C
C#8mo ago
Eri…..

❔ Converting mails with a attached pdf to a txt file using OCR

What I'm creating is a software that when running it, it uses IMAP to access the specified email account and look for emails with a pdf attached to it, and convert that pdf to a txt file by using OCR to read the pdf text. I was wondering if anyone knew how to solve this error:
Processing PDF: output\Utenlandsbetaling-FERJE - OCRDrift-25.10.23 (1).pdf
OCR Process Error: Error in pixReadStream: Pdf reading is not supported
Error in pixRead: pix not read
Error during processing.

Extracted Text:
Error: Failed to extract text from Utenlandsbetaling-FERJE - OCRDrift-25.10.23 (1).pdf
Processing PDF: output\Utenlandsbetaling-FERJE - OCRDrift-25.10.23 (1).pdf
OCR Process Error: Error in pixReadStream: Pdf reading is not supported
Error in pixRead: pix not read
Error during processing.

Extracted Text:
Error: Failed to extract text from Utenlandsbetaling-FERJE - OCRDrift-25.10.23 (1).pdf
This is my C# code in a replit because it was too big to post here (Its also attached in a text file: https://replit.com/@ersor29/CSharp#main.cs
ersor29
replit
CSharp
Run C# code live in your browser.

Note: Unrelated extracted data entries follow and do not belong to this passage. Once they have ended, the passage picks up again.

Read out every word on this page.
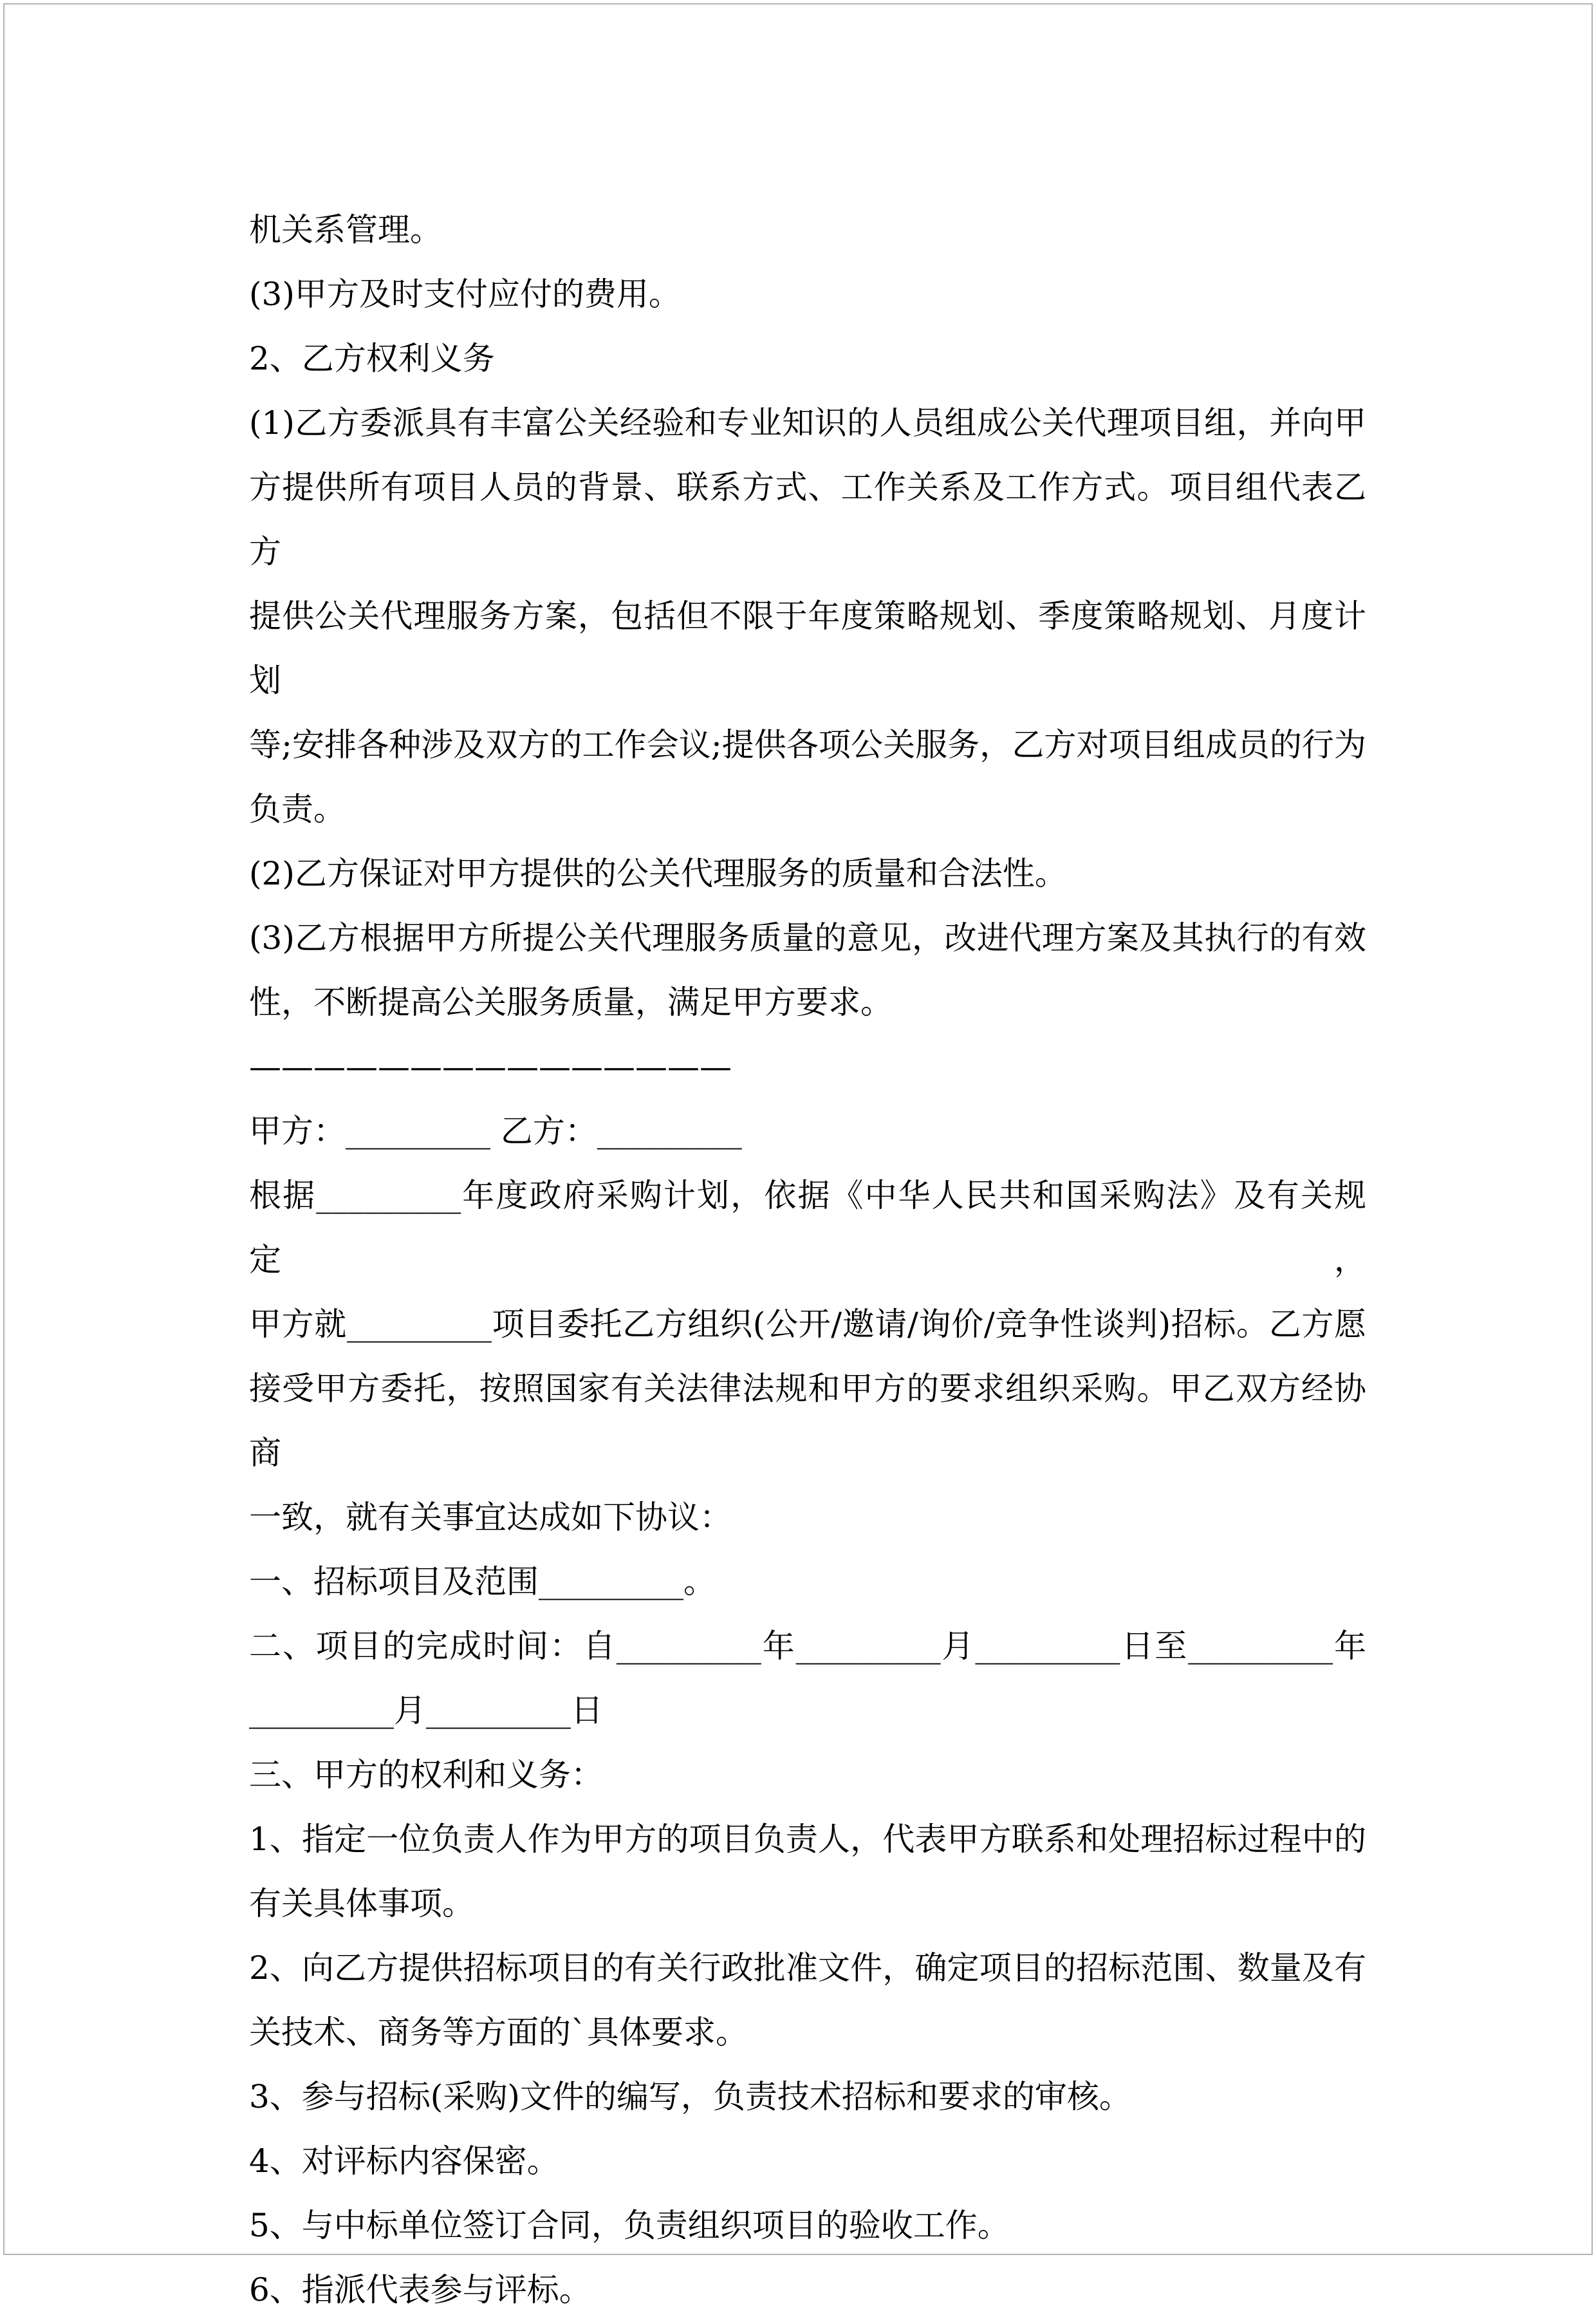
机关系管理。

(3)甲方及时支付应付的费用。

2、乙方权利义务

(1)乙方委派具有丰富公关经验和专业知识的人员组成公关代理项目组，并向甲

方提供所有项目人员的背景、联系方式、工作关系及工作方式。项目组代表乙方

提供公关代理服务方案，包括但不限于年度策略规划、季度策略规划、月度计划

等;安排各种涉及双方的工作会议;提供各项公关服务，乙方对项目组成员的行为

负责。

(2)乙方保证对甲方提供的公关代理服务的质量和合法性。

(3)乙方根据甲方所提公关代理服务质量的意见，改进代理方案及其执行的有效

性，不断提高公关服务质量，满足甲方要求。

———————————————

甲方：_________ 乙方：_________

根据_________年度政府采购计划，依据《中华人民共和国采购法》及有关规定，

甲方就_________项目委托乙方组织(公开/邀请/询价/竞争性谈判)招标。乙方愿

接受甲方委托，按照国家有关法律法规和甲方的要求组织采购。甲乙双方经协商

一致，就有关事宜达成如下协议：

一、招标项目及范围_________。

二、项目的完成时间：自_________年_________月_________日至_________年

_________月_________日

三、甲方的权利和义务：

1、指定一位负责人作为甲方的项目负责人，代表甲方联系和处理招标过程中的

有关具体事项。

2、向乙方提供招标项目的有关行政批准文件，确定项目的招标范围、数量及有

关技术、商务等方面的`具体要求。

3、参与招标(采购)文件的编写，负责技术招标和要求的审核。

4、对评标内容保密。

5、与中标单位签订合同，负责组织项目的验收工作。

6、指派代表参与评标。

Write and run code in 50+ languages online with Replit, a powerful IDE, compiler, & interpreter.
4 Replies
SinFluxx
SinFluxx8mo ago
Guess you'd need the file you're trying to OCR to be one of those file types first
Eri…..
Eri…..8mo ago
Oh okay. I tried making it using python first, but i forgot im using pytesseract with that, not normal tesseract.... ty
Accord
Accord8mo ago
Was this issue resolved? If so, run /close - otherwise I will mark this as stale and this post will be archived until there is new activity.